Sunday, August 9, 2015

Return to the WILLIAM BAZIOTES SURREALIST WATERCOLORS SHOW IN ALLENTOWN

There are only a few more weeks to see the William Baziotes show at the Allentown Art Museum, so we made a return visit.







Columbia Country Courthouse
Approaching Allentown from the northwest we visited Broomsburg, the Columbia County seat.  An impressive courthouse on Main Street was begun in 1848, has an 1868 addition, and a newer  front building and facade from 1980, designed by A. S. Wagner in classic Romanesque Revival brownstone. To the courthouse’s west there is a wonderful Art Deco building, with the name of The Farmers National Bank still visible. In the nineteenth century Bloomsburg went through iron ore mining and production and textile manufacturing. These industries apparently produced civic-minded citizens who wanted a town they could be proud of, with a fountain, civil war monument, and park-like avenues. The town planning and old houses are fascinating. On Market Street the (probably) biggest of the turn-of-the-century mansions looks down on the town from it’s centered and elevated site. 

Travelling from Bloomsburg to Allentown we went through the Lehigh Tunnel through Blue Mountain. It’s wonderful country with fabulous views of the Pocono Mountains with forests, small towns, and farmland.

William Baziotes, Yellow Bull's Head, 1936-39


                      
                     At the Allentown Art Museum, the William Baziotes Surrealist Watercolors show was as wonderful as ever. Seeing it a second time was revelatory! It was all so fresh and bright. But that made the lightening threating the swimmer more dangerous and the bulls’ heads more ferocious. 

The circus-themed amoebas were outdoing themselves, and the gritty roof tiles under the Sunbather practically sparkled. On view through August 23.
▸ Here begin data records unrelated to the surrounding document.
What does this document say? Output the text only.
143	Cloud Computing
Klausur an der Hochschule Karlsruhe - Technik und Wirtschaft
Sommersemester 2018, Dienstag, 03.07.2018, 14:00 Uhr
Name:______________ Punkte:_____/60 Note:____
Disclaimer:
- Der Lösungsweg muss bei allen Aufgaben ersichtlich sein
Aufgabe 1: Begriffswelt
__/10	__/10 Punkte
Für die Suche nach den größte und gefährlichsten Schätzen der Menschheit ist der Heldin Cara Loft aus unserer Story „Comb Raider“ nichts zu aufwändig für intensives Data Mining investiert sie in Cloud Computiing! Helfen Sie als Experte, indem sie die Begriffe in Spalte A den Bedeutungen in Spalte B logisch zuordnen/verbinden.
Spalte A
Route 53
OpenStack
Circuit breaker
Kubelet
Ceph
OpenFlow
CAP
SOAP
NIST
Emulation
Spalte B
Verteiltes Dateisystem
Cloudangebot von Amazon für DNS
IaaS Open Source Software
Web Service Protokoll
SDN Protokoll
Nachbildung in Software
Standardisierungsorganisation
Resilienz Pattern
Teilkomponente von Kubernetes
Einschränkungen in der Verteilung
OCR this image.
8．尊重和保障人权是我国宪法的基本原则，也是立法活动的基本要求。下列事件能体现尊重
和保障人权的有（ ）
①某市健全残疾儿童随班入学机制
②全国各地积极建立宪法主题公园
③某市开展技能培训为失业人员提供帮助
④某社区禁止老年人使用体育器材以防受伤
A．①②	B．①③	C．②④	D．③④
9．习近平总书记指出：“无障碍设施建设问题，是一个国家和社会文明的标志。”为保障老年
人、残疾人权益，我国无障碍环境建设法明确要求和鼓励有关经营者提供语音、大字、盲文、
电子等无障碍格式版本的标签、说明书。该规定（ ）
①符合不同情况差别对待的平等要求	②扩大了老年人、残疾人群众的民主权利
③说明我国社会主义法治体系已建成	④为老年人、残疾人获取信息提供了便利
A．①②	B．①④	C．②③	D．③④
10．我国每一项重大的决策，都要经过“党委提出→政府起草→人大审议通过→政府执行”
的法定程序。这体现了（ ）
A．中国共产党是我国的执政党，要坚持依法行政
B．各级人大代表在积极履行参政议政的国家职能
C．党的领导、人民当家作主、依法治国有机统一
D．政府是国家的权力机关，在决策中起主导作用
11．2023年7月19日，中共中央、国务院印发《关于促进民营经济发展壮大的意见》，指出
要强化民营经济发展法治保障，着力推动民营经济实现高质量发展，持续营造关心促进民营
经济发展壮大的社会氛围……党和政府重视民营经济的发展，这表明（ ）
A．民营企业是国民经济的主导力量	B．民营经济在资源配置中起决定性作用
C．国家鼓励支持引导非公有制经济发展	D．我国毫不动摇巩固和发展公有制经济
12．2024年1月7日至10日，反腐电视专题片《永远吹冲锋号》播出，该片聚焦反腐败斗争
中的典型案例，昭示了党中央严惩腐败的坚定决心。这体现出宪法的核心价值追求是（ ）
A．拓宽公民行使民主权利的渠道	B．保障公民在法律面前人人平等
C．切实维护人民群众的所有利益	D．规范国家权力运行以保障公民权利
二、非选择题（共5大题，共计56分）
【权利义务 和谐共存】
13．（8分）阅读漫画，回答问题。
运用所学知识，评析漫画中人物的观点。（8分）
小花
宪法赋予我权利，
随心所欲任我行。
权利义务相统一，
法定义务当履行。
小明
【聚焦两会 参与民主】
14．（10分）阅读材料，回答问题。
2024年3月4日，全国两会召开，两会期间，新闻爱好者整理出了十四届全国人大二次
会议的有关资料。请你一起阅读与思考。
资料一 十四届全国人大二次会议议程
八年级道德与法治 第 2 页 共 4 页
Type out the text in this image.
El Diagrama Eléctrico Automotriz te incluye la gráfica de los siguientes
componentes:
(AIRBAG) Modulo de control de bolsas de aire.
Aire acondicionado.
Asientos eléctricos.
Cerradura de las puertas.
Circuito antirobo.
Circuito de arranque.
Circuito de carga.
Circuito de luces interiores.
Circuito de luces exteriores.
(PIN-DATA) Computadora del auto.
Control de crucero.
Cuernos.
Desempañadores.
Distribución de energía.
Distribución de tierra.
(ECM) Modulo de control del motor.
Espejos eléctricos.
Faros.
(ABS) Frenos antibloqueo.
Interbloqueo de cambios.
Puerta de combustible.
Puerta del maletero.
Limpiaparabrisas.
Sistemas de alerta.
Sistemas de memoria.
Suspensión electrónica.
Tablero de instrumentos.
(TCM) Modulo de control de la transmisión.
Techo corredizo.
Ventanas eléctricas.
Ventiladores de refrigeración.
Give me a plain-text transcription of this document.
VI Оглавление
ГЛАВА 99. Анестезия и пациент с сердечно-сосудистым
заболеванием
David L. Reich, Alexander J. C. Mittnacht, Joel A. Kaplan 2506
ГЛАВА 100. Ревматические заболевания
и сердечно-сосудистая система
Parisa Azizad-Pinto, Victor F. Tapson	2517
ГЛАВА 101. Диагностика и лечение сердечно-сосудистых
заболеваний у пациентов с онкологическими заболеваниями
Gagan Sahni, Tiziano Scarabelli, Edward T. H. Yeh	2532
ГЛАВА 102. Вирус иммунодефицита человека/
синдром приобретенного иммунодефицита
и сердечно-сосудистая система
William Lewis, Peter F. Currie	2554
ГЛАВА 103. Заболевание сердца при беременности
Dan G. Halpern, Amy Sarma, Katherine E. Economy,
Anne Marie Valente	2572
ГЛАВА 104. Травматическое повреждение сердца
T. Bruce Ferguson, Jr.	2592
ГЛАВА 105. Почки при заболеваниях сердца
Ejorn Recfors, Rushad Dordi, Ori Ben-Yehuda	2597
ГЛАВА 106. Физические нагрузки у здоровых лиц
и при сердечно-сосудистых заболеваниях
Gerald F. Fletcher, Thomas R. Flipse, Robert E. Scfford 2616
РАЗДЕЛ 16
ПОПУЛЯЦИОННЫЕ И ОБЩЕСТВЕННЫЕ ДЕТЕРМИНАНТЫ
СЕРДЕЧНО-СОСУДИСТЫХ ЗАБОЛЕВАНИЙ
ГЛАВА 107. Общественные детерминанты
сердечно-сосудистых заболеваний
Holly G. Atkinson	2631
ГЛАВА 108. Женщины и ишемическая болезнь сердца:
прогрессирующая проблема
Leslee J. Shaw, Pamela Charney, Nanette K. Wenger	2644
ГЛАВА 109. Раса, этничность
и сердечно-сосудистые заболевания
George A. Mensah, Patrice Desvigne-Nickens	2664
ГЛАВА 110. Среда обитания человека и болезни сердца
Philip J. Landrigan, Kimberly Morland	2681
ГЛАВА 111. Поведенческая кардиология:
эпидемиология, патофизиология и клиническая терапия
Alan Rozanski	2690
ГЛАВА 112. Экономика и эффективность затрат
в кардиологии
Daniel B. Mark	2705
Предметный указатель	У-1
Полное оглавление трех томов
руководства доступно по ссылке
William Baziotes, Two Figures in Trapeze Act, 1936-39



















Doylestown was our next stop. The Michener Art Museum was showing Iron and Coal, Petroleum and Steel: Industrial Art from the Steidle Collection (owned by Pennsylvania State University), on view through October 25. With the exception of Rockwell Kent and Henry Varnum Poor, most of these New Deal Era artists were unknown to me, including a new favorite, Molly Wheeler Wood Pitz. Using categories of Big Steel, The Worker, and King Cole, and including glass blowing and stone quarries, the curator, Kirsten Jensen allowed the grandeur of the subjects to speak for themselves. All the drama of blast furnaces and night-shift mining comes through, along with grim realities of the soot-coated houses and hardly conscious laborers. Definitely my kind of show.  Thank you Bill M.